Bu makale 2015-12-26 01:13:13 eklenmiş ve 1613 kez görüntülenmiştir.
Hangisini anlatsam ki…
Üçler yediler kırkları mı? Somuncu babayı mı? Halit bin velid’i mi? Akşemsettin’i mi?
Mevlanayı mı? Yunus’u Yesevi’yi mi? Yoksa Alparslan’ı Fatihi mi?
Gönül hayatımızın girdabında ezilen sıkışan, kırılmadık kemiği kalmayan ülkücü
tanımaz mı sanırsın atasını, kutlu destanlarını, geçmişten geleceğe köprü olduğunu unutur
mu? zannedersin.
Sözüm sanadır gafil. Hareketin hararetine tersten kapılıp bazen kendini hak sanabilirsin
Anlatırsın durmadan kırk haramileri, her dakikasına bir ceberutluk bulabilirsin ülkücünün kör
karanlığın körlüğünde arkasından da vurabilirsin ülkücüyü, ne olur ki eğilir mi zannedersin
sen ülkücüyü.
Savaşırız biz, aşamıyacağımız engel, deviremiyeceğimiz dağ yoktur bizim.
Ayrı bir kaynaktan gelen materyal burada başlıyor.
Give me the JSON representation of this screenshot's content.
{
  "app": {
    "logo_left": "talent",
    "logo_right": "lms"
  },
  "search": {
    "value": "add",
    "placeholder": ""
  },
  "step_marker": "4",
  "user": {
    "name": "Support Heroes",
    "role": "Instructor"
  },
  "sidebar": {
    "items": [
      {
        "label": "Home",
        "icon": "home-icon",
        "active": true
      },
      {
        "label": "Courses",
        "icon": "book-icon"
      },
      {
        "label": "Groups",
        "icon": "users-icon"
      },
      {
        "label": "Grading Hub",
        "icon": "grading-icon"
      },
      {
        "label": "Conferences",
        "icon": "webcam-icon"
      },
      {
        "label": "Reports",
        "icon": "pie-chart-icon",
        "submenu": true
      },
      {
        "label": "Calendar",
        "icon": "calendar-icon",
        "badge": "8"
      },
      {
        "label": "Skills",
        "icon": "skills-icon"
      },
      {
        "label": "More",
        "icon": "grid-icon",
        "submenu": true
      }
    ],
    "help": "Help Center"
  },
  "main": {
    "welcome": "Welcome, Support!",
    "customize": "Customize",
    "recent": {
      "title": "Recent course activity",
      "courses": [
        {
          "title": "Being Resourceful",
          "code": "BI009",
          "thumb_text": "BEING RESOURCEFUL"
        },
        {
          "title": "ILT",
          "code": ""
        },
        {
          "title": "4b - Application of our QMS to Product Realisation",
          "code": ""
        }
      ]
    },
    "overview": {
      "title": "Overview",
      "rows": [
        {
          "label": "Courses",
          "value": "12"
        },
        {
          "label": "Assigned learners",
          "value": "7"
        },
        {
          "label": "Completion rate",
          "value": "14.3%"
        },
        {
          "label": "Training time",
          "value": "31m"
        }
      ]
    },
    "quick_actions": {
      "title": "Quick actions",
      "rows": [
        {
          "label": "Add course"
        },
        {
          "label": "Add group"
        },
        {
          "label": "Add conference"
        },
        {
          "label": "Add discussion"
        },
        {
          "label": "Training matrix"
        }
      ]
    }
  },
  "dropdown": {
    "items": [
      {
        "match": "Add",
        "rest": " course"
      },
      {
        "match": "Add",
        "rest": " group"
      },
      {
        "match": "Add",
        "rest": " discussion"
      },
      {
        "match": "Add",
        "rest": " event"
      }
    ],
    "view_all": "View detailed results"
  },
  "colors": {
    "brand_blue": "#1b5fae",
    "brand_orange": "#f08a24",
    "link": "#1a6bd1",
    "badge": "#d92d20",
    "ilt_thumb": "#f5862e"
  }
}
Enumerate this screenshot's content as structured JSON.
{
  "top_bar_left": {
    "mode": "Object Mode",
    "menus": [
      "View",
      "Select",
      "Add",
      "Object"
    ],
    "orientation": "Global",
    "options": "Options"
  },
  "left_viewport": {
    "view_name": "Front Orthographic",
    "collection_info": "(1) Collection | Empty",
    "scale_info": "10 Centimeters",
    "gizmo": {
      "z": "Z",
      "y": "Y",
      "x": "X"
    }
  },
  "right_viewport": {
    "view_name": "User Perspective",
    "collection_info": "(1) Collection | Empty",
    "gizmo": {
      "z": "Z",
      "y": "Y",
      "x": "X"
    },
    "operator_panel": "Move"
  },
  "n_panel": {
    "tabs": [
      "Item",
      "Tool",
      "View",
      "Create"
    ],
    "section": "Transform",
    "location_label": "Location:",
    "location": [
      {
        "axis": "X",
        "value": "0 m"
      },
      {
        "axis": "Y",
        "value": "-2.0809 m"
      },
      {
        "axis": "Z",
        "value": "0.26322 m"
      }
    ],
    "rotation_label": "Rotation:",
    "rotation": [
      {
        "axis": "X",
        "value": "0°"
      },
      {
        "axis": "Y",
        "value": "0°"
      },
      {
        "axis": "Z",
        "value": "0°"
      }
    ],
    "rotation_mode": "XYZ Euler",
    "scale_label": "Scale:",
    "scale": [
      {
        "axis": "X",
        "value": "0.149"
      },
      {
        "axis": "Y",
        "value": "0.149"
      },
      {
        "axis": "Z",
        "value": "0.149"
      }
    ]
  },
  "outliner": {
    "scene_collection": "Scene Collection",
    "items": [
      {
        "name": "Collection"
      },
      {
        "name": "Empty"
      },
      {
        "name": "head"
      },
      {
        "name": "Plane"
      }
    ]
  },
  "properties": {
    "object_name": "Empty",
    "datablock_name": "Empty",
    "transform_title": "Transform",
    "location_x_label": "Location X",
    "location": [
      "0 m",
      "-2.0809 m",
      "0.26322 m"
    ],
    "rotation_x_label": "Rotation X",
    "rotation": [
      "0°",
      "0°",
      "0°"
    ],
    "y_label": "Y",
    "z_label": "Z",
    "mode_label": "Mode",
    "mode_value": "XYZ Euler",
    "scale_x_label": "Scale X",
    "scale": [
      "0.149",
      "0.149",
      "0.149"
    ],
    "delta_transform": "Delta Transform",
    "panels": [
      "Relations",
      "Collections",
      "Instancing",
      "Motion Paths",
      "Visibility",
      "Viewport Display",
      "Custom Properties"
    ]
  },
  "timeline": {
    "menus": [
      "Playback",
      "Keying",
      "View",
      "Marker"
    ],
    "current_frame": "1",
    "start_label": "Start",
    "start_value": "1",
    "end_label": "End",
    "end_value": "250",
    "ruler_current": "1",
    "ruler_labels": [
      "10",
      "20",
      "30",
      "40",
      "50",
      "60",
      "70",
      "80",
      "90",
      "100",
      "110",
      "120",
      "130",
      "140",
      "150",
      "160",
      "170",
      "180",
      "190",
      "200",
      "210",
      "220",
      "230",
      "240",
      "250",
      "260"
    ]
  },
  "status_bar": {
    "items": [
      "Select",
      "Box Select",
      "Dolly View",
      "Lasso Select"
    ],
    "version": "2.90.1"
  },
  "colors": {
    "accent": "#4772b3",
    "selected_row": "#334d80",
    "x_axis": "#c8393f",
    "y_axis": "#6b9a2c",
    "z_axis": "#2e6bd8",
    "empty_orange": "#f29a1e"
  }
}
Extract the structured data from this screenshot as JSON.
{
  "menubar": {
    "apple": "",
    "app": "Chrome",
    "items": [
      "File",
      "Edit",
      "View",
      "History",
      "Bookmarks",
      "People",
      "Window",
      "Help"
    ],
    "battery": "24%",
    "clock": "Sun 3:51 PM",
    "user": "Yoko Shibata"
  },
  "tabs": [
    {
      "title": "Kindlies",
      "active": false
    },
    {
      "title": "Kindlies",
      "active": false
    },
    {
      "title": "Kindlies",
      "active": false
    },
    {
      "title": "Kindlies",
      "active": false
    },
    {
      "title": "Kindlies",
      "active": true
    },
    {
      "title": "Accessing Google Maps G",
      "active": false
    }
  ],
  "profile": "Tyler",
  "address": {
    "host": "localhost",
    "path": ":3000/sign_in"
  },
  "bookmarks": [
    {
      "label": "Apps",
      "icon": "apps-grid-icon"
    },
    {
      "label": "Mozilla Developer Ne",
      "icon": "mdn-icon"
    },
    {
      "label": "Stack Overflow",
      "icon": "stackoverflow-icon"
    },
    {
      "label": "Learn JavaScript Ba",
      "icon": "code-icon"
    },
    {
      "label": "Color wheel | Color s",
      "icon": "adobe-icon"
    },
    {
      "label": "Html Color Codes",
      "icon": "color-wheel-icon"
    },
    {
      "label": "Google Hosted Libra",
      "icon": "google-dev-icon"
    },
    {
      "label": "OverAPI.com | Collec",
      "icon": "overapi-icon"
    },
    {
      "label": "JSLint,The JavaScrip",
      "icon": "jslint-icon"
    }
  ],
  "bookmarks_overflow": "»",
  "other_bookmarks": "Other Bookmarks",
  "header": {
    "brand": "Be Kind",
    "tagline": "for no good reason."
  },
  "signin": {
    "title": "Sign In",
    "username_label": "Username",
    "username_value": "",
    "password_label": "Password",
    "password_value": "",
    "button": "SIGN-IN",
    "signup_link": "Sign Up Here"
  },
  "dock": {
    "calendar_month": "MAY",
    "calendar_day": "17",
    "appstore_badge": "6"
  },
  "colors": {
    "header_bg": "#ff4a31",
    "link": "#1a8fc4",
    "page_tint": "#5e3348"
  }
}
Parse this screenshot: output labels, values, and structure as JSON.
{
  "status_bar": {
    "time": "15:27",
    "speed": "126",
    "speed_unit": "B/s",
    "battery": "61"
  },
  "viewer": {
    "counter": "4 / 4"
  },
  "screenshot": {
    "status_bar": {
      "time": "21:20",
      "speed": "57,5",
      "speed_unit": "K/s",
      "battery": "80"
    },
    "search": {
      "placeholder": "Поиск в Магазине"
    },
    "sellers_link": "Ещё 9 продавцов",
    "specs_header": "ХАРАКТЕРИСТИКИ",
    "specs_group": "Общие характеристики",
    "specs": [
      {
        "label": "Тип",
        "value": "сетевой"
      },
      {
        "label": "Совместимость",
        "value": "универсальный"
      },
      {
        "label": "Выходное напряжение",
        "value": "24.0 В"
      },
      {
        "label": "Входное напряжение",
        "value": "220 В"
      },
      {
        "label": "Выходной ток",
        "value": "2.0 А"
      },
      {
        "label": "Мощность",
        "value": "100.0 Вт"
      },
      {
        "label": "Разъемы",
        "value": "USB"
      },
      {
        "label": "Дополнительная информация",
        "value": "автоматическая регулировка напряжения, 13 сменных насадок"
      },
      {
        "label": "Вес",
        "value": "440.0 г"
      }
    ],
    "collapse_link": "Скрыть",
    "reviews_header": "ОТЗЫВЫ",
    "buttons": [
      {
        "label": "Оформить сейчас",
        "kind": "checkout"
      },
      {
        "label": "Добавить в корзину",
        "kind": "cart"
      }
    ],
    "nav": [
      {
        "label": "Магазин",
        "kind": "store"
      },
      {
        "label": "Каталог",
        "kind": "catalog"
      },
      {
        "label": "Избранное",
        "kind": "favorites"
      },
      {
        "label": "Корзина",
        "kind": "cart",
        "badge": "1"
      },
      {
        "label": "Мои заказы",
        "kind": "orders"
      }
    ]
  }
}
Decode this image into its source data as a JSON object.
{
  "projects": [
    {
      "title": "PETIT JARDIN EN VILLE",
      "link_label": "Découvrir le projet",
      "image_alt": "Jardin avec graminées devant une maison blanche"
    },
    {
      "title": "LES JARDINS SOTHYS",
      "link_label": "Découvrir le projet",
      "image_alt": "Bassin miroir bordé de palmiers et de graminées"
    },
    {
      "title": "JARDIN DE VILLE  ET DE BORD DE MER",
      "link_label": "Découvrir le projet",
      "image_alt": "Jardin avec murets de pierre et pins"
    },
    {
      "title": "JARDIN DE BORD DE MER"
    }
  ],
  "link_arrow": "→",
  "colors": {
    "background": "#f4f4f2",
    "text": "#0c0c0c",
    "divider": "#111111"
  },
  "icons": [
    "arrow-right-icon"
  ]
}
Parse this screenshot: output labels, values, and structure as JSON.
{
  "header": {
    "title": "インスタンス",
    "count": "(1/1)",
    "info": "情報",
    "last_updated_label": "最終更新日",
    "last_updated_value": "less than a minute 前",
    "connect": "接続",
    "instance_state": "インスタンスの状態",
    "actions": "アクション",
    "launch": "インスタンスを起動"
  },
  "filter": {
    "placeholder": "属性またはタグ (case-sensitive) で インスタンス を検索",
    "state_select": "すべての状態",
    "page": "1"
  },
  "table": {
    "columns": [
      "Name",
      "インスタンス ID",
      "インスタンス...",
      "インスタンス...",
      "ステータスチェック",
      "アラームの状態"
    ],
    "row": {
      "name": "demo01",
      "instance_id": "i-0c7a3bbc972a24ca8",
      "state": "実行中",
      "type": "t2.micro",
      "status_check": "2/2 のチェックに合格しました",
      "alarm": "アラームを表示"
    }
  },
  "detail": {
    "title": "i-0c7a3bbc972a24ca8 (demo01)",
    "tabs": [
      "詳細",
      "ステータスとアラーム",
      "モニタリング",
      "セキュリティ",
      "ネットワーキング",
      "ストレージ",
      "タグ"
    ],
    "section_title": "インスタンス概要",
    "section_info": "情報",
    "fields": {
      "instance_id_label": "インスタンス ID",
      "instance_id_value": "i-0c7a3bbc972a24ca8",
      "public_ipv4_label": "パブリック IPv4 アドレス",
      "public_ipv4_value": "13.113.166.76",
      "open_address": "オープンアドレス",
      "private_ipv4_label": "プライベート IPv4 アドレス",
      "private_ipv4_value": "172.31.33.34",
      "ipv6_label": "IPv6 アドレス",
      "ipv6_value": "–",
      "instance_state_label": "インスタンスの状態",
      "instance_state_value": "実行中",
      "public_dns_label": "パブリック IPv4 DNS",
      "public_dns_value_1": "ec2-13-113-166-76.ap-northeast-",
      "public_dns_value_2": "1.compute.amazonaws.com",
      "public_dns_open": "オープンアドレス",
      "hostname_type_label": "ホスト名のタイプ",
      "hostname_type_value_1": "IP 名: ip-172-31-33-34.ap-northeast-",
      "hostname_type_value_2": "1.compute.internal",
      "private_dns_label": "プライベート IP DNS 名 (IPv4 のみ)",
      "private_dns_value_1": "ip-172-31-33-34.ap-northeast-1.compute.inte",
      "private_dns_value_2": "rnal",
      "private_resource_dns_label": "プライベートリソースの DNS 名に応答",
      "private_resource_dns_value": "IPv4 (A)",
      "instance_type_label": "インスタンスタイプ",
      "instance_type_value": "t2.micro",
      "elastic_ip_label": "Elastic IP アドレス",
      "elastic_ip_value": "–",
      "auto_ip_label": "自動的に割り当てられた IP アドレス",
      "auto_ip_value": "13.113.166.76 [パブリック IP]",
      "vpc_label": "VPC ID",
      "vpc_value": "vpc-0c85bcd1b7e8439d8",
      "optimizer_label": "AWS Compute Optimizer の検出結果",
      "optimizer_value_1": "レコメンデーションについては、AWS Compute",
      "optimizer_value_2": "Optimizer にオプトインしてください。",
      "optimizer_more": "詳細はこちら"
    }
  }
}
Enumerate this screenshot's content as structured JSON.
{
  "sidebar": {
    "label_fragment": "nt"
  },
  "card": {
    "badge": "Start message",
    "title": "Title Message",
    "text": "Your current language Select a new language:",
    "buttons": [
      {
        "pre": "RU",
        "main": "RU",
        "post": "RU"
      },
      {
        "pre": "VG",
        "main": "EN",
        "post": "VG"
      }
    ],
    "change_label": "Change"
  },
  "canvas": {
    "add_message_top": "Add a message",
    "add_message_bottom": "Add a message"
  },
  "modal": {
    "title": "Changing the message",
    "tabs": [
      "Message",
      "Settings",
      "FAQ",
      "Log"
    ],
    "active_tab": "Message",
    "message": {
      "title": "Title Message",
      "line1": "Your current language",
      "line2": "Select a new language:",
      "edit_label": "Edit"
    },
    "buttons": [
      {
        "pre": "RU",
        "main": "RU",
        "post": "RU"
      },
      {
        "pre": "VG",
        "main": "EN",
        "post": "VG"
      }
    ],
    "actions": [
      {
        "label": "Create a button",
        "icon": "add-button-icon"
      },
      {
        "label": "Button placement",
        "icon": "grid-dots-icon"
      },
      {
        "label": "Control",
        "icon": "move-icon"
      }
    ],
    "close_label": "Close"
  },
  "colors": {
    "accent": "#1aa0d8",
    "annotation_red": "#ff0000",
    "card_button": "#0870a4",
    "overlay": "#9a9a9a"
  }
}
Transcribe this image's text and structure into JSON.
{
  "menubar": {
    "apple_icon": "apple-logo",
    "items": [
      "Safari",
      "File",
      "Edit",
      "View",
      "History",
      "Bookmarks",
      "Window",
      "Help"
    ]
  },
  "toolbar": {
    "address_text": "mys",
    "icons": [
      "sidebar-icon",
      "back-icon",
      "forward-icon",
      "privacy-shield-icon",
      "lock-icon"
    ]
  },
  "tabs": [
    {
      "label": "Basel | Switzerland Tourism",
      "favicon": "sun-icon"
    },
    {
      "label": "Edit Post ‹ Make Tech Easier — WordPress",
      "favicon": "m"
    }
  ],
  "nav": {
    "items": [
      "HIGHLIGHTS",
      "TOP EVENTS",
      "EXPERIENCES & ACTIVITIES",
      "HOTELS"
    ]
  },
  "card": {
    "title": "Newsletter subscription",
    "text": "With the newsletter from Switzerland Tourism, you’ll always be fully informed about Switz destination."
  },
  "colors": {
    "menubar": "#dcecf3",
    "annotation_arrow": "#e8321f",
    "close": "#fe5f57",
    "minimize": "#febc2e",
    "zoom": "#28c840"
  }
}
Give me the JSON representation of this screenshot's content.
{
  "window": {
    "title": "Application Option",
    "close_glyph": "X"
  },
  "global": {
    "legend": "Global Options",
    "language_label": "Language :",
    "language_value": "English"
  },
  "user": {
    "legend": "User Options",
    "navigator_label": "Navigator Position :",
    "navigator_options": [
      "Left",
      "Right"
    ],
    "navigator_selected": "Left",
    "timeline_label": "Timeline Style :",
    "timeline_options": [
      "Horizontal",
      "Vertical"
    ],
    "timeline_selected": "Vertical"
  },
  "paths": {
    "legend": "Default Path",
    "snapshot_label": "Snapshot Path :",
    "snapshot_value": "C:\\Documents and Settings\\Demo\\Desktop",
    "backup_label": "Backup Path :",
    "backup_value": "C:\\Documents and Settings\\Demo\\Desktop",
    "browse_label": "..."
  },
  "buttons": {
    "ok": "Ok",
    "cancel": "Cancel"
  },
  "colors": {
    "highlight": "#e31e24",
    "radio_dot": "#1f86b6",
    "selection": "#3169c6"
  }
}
Biz muzaffer
olmak için savaşsakta, mezar taşımızın kabe olmasına da razıyızdır her zaman.
Gören gözümüz, duyan yüreğimiz, inanan kalbimizin olduğunu unuttun mu ki
korkmamızı beklersin. Dava benim, yol benim, hedefe varacak adam benim.
Yinede bir ülkücü adayı sıfatıyla aradım içimdeki korkuyu belki bir yerlerime
sinmiştir diye. Nafile yok yok.
Darağacı etrafında kenetlendik. Asamassınız, başka ülkücü vermeyiz ,ezdirmeyiz
başka yürek. Ya da hep beraber asın bizi.